Quite frequently I require my students to “engage” with readings, authors, and concepts from class. I prefer this term over other options, like critically assess, analyze, critique, or even describe. But, what does it mean to engage? Last semester in my big class, one of the TAs had to devote about 30 minutes of her 50 minute discussion section to explaining the term “engage.” At first, when she told me that the students had required that she spend so much time discussing how to engage I was incredulous. Really? I wondered. How can students come to college and not know what engage means? However now, as I think through some of the readings that I’m using for my feminist pedagogy article, I’m reassessing my reaction. Maybe understanding what it means to engage is not as easy (or obvious) as I thought. Maybe I need to spend some time unpacking the term (ugh….I don’t really like using the term “unpack,” but it seems to fit here)? Maybe I also need to think through why students wouldn’t necessarily understand what it means to engage. Or what resistances they might have to engaging in the first place. In (hopefully) a series of posts, “What does it mean to engage?”, I want to spend some time and space engaging with the term “engage.”

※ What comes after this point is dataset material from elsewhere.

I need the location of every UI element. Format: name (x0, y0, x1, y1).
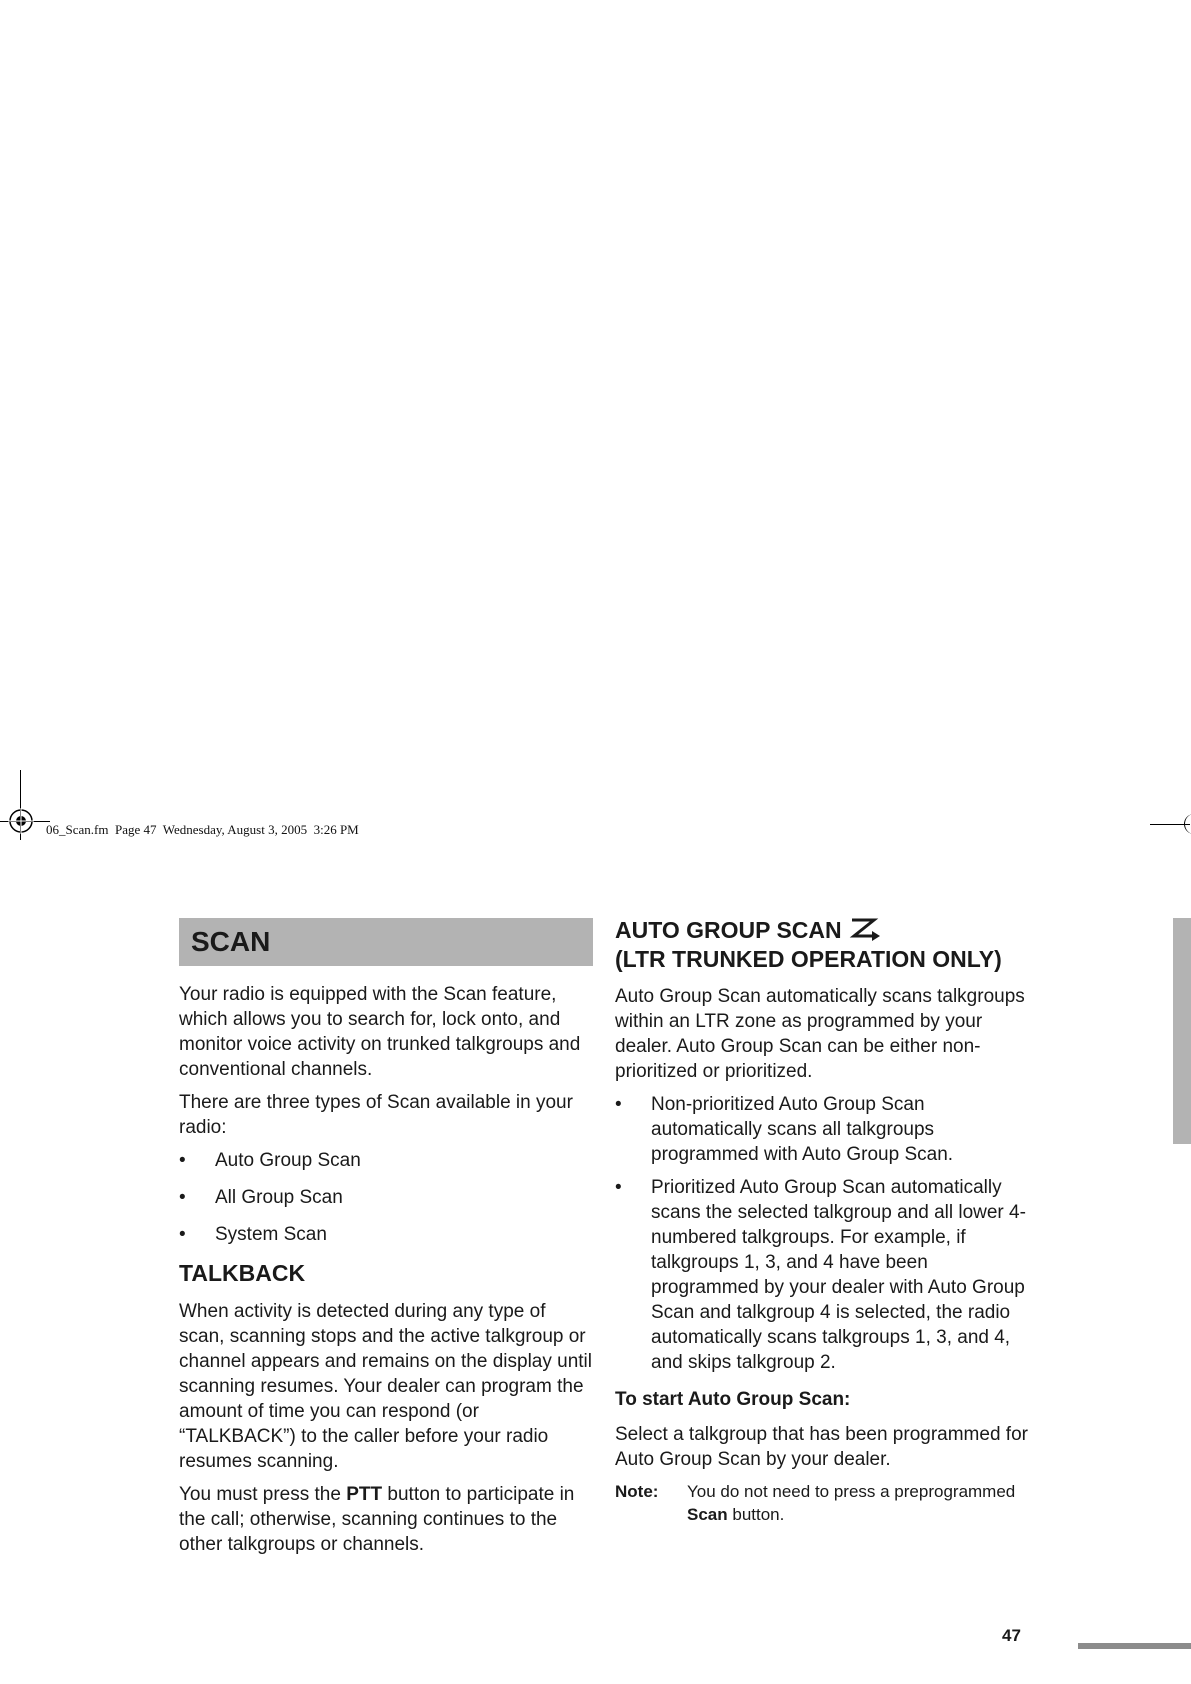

So, again, what does it mean to engage? Maybe a good place to start is the dictionary; I’ll use the one on my computer dashboard. While not all of these fit, I do find that several of the definitions can help to clarify what I mean when I ask students to engage. To engage with an author or an idea or a conversation or a reading is to do more than just read or attempt to comprehend what someone believes or what they assert in an essay. To engage is to participate/become involved (def. 2.1) with those ideas, to establish meaningful connections with them (def 2.2) in ways that require thinking about not only what they mean but what they do and what they do to us. In other words, when I ask students to “engage with an essay,” I want them to do more than read the essay, I want them to really try to understand what the author is claiming and then think about how that claim affects how they see/experience/feel the world. To engage is also to critique a reading/idea/author, not by dismissing it immediately as wrong, but by working through it, exploring its limits and possibilities and by debating it (def 2.6). Perhaps the biggest key to engaging is to be an active, involved, serious participant in the process of learning/thinking/feeling about an idea/author/reading.
When I was in grad school, one of my professors provided me with a helpful framework for engaging with an author/text. I use this framework to think through my own writing and as I develop assignments for my classes. Here’s an example of how I used it in a class last fall. It involves three key elements: appreciation, critique and construction:
APPRECIATION involves figuring out what the author is saying and demonstrating a clear understanding of their argument and how they develop and defend it. Appreciation does not require that you agree with the reading. Instead, it requires that you clearly state the author’s argument. What is their main argument? What is the purpose of that argument? How do they defend it? This element of engagement is crucial; you can’t have a critical conversation about (or with) an author until you spend some time really thinking about what they are claiming.
CRITIQUE involves assessing what the author is saying. Critique should not involve a total rejection of dismissal of the reading. Instead, it could involve raising some critical or questions and/or exploring the benefits or limitations of the argument. An important thing to note here: critique does not mean trash (or reject or dismiss). Critique involves entering into a critical conversation or debate with the argument; it’s hard, if not impossible, to do that if you enter the conversation with the intractable position, “this author is absolutely wrong!”
CONSTRUCTION involves applying the concepts from the reading to your own thoughts, areas of interest and research or experiences. It could also involve applying the reading to the topics/discussions of our class. This element is especially important for engaging. Construction is about doing something with the author’s argument: applying it, translating it, re-working it to function in unexpected ways, taking it in new directions.
But, this isn’t all that engagement is, especially engagement from a queering feminist perspective. To engage with ideas is to resist them: to refuse to merely accept them as the truth, to push back and talk back at them, to trouble and disrupt them. It is also to be generous with them: to be open to taking them seriously and to allowing them to disrupt your worldview. I have a lot more to write on engagement, especially in relation to both my own troublemaking pedagogy and bell hooks’ notion of engaged pedagogy. But that will have to wait for part two of this series.